The Coronavirus vaccines have arrived in the United States, and distributions have already begun. Among the first people to receive the FDA-approved medication was a Black nurse from Queens, New York.
On Monday (Dec. 14), Dr. Michelle Chester of Northwell Health administered the vaccine to Sandra Lindsay — a critical ICU nurse at the Long Island Jewish Medical Center — during a live stream with New York Governor Andrew Cuomo.
“I would like to thank all the frontline workers, all my colleagues who’ve been doing a yeoman’s job to fight this pandemic all over the world,” Lindsay said after the injection. “I feel hopeful today, relieved. I feel like healing is coming. I hope this marks the beginning of the end of a very painful time in our history.”
“HISTORY. The first New Yorker, frontline nurse Sandra Lindsay, has been vaccinated,” Cuomo later tweeted. “Healing is coming.

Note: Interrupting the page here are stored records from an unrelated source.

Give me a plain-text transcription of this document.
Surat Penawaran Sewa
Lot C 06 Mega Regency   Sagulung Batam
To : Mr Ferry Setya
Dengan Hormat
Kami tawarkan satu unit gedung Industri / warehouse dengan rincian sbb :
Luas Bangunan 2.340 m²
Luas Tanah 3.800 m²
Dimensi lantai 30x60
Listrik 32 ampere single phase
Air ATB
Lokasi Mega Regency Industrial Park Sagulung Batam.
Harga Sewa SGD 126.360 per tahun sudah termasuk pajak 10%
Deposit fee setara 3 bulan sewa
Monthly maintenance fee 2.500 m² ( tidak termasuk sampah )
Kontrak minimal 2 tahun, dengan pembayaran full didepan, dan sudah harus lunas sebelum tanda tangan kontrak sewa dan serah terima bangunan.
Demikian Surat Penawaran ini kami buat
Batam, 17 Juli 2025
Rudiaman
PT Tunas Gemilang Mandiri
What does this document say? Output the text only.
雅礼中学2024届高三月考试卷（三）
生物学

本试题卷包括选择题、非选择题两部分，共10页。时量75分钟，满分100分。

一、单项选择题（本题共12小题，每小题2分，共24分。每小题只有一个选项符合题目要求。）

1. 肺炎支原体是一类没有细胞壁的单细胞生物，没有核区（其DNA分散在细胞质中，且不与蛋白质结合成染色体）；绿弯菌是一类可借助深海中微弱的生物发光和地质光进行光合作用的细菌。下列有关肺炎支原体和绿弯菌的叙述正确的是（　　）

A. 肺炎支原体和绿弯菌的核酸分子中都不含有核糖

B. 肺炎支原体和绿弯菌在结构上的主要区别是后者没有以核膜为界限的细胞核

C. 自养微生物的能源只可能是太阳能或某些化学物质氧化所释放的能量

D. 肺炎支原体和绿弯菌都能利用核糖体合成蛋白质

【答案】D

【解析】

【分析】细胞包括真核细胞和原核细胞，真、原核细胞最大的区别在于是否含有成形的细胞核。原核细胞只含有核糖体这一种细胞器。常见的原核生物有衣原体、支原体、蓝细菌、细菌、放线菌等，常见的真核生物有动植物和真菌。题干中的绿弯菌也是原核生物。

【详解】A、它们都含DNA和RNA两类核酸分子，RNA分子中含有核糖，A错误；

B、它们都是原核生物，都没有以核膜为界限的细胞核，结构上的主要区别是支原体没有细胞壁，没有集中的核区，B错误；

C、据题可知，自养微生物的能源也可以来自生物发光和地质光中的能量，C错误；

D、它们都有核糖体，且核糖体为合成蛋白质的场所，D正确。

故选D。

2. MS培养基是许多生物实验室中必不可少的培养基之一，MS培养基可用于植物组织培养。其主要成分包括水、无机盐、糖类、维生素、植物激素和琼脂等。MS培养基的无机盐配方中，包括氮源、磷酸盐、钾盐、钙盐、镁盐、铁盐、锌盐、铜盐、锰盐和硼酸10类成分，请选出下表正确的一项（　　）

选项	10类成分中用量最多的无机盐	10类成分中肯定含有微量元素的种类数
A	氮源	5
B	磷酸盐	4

Thank you, Sandra.”
Lindsay’s vaccination comes days after the Food and Drug Administration approved Pfizer’s COVID-19 vaccine, which will be specifically be given to vulnerable populations, including first responders, senior citizens and essential workers.
The Pfizer shot — which is reportedly 90% effective — has been the topic of controversy since it’s been announced. Lupe Fiasco seems to support the newly-developed medication, but others, like Offset, don’t “trust” it.
“I want to instill public confidence that the vaccine is safe,” Lindsay said in hopes to eliminate doubt regarding the injection. “We’re in a pandemic, and so we all need to do our part to put an end to the pandemic and not give up so soon.”
Donald Trump recently expressed his excitement about the quick development of the vaccine as well as its distribution, but he wants White House staffers to receive it “somewhat later in the program, unless specifically necessary,” according to a recent tweet.